Catherine Love: The specifics of site
As site-specific theatre becomes ever more ubiqutious, perhaps it is time to question what the label really means
What does it mean to be site-specific? The label, often found nestled in marketing copy alongside the similarly vague "immersive", is increasingly ubiquitous but still rarely defined. It has produced some incredible, inventive and innovative pieces of theatre, but all too often now it has the bitter flavour of cynicism.
I have written about the importance of space before, suggesting that "site-specific" is a bit of a misnomer and arguing that "all theatre is in dialogue with its site, whether consciously or not". What would a site-unspecific production look like, I often ask myself when reading about shows staged in ever more unlikely and spectacular surroundings. No production exists in a vacuum; even if it is staged in a traditional proscenium arch theatre or touring from studio to studio, every piece of theatre is surely specific to its site for at least the duration of that particular performance.
The next big site-specific/immersive production is RIFT's (formerly RETZ) overnight Macbeth, which has just unveiled its venue: Poplar's big, brutalist Balfron Tower. It promises "a fevered festival-like dream of characters sleepwalking through walls, confiding plots and conspiring murder in this lively and ambitious retelling of Shakespeare's Scottish play".

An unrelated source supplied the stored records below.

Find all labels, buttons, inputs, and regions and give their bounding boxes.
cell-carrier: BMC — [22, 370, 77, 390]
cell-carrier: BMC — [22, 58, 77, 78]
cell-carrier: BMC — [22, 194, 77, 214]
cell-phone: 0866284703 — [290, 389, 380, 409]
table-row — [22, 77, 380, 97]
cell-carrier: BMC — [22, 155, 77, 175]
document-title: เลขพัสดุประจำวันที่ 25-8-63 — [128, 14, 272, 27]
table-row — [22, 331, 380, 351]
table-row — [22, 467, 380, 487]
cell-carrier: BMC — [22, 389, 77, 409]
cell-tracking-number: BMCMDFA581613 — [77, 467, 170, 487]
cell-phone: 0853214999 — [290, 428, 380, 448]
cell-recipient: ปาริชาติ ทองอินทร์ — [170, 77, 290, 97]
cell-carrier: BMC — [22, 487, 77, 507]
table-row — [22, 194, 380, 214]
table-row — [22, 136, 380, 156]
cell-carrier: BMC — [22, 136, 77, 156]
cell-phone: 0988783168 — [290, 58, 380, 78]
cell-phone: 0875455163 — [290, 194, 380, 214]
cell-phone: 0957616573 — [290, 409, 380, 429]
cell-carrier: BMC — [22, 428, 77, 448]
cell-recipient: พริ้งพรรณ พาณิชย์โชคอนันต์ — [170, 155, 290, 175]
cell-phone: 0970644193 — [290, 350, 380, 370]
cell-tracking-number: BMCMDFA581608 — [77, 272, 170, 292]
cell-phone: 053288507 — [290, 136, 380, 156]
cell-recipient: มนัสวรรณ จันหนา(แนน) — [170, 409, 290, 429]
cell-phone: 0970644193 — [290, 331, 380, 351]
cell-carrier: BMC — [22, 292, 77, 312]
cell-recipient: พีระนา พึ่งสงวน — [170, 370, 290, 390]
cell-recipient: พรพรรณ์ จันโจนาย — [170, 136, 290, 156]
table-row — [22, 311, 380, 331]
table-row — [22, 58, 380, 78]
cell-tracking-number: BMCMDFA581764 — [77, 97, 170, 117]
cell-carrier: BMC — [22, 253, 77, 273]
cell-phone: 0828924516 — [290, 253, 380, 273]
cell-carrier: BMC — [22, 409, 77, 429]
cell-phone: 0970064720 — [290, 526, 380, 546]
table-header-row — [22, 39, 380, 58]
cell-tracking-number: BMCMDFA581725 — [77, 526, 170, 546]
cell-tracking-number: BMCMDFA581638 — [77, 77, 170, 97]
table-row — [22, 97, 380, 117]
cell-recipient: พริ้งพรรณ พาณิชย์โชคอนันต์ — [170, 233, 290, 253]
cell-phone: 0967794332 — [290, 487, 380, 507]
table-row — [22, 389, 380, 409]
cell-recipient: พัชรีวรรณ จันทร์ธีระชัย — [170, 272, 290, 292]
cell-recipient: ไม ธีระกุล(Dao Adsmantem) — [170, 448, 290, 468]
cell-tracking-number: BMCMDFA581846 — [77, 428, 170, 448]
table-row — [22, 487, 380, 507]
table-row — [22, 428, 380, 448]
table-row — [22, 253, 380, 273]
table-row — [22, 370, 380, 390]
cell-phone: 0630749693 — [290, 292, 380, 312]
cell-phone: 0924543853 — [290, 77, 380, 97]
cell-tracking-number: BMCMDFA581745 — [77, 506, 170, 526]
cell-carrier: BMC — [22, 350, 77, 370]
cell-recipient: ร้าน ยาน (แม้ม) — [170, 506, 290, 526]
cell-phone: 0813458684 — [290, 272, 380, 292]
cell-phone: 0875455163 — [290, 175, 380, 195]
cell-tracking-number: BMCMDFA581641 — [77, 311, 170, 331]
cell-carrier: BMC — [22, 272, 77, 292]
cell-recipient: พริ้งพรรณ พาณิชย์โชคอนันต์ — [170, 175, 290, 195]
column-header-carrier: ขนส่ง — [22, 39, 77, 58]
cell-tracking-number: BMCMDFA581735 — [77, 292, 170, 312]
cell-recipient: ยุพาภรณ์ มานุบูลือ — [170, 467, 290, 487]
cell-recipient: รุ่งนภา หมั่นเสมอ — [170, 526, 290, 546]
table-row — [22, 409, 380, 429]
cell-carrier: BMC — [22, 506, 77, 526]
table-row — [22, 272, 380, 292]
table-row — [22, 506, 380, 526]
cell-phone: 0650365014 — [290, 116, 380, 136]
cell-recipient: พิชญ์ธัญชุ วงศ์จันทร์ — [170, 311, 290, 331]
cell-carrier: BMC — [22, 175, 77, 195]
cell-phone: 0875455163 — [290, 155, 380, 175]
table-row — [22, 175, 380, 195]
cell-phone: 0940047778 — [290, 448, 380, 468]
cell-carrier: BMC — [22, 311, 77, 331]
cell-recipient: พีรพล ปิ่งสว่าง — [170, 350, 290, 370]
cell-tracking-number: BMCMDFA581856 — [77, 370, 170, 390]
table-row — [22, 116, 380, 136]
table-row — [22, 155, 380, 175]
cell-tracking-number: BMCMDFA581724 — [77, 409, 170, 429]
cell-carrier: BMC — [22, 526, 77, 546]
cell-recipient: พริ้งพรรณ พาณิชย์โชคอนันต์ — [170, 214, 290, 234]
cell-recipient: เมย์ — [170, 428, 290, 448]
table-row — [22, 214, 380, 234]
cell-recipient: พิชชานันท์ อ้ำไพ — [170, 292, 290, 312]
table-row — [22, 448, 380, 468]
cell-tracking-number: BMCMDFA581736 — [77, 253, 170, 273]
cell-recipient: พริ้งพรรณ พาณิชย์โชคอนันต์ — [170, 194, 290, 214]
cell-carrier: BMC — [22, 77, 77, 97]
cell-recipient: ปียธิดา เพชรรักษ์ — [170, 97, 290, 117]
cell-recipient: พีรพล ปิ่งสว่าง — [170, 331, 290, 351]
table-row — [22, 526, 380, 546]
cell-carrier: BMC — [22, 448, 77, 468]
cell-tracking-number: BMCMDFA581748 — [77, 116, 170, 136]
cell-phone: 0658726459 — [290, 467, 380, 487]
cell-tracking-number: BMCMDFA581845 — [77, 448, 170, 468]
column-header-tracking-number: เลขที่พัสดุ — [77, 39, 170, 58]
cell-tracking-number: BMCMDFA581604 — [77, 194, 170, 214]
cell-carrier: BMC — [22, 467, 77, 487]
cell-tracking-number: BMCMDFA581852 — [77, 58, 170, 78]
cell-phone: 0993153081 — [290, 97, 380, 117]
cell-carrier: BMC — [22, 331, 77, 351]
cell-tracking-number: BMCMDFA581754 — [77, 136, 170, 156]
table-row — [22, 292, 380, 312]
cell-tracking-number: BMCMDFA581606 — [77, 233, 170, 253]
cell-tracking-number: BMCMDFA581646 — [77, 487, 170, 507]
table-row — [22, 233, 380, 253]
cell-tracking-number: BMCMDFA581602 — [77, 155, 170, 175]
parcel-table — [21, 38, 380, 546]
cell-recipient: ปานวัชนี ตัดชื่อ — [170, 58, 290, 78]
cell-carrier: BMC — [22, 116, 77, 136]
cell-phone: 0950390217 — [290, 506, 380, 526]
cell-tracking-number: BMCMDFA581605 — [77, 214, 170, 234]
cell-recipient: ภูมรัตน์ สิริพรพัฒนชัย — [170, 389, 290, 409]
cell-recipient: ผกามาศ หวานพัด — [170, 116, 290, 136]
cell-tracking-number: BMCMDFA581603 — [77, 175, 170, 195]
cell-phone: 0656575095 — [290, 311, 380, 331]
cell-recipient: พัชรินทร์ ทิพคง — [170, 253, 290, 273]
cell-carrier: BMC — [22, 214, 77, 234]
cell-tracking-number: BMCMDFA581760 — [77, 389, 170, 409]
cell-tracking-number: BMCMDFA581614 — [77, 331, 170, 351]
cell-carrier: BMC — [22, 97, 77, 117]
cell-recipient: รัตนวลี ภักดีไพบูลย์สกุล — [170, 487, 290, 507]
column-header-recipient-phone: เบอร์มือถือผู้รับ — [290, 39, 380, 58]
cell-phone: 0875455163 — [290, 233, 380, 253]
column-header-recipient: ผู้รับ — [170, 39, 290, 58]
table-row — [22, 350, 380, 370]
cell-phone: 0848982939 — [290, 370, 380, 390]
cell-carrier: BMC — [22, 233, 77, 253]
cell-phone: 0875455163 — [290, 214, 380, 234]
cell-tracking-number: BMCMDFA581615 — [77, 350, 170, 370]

It's hard not to admire RIFT's ambition. The last production of theirs that I saw was The Trial, an audacious reworking of Kafka's chilling short story that sent theatregoers first around Hoxton and then to the labyrinthine "Department for Digital Privacy". Its immersion felt like a genuinely investigative way of approaching Kafka's text, even if the piece fell short - for me, at least - of its impressive aims.
"Every piece of theatre is surely specific to its site for at least the duration of that particular performance"
My concern, however, is that supposed site-specificity becomes more about branding than artistic curiosity. Punchdrunk are the most regularly cited example, with their pricey VIP tickets and corporate events, but others are going the same way. RIFT, for instance, have been selling a special "Royal Package" to theatregoers who are willing to fork out extra for an exclusive experience. There's more than a touch of irony to the fact that the very thing that supposedly makes theatre resistant to commodification - its fleeting, "you had to be there" quality - has become its strongest selling point in an experience economy.
Rather than opting for the marketing appeal of the "site-specific" (note the inverted commas), it is perhaps more interesting to consider the mechanics of space in what we might think of as more "traditional" theatre venues. Chris Goode's The Forest and the Field, though staged in a fairly standard space at Ovalhouse, made me think harder about my surroundings and the shared space of theatre than pretty much anything else I've seen. Or think of Tim Crouch's The Author, which was entirely specific to the charged space of the Royal Court and its theatrical history. What might it look like if more theatre really paid attention to the specifics of its site?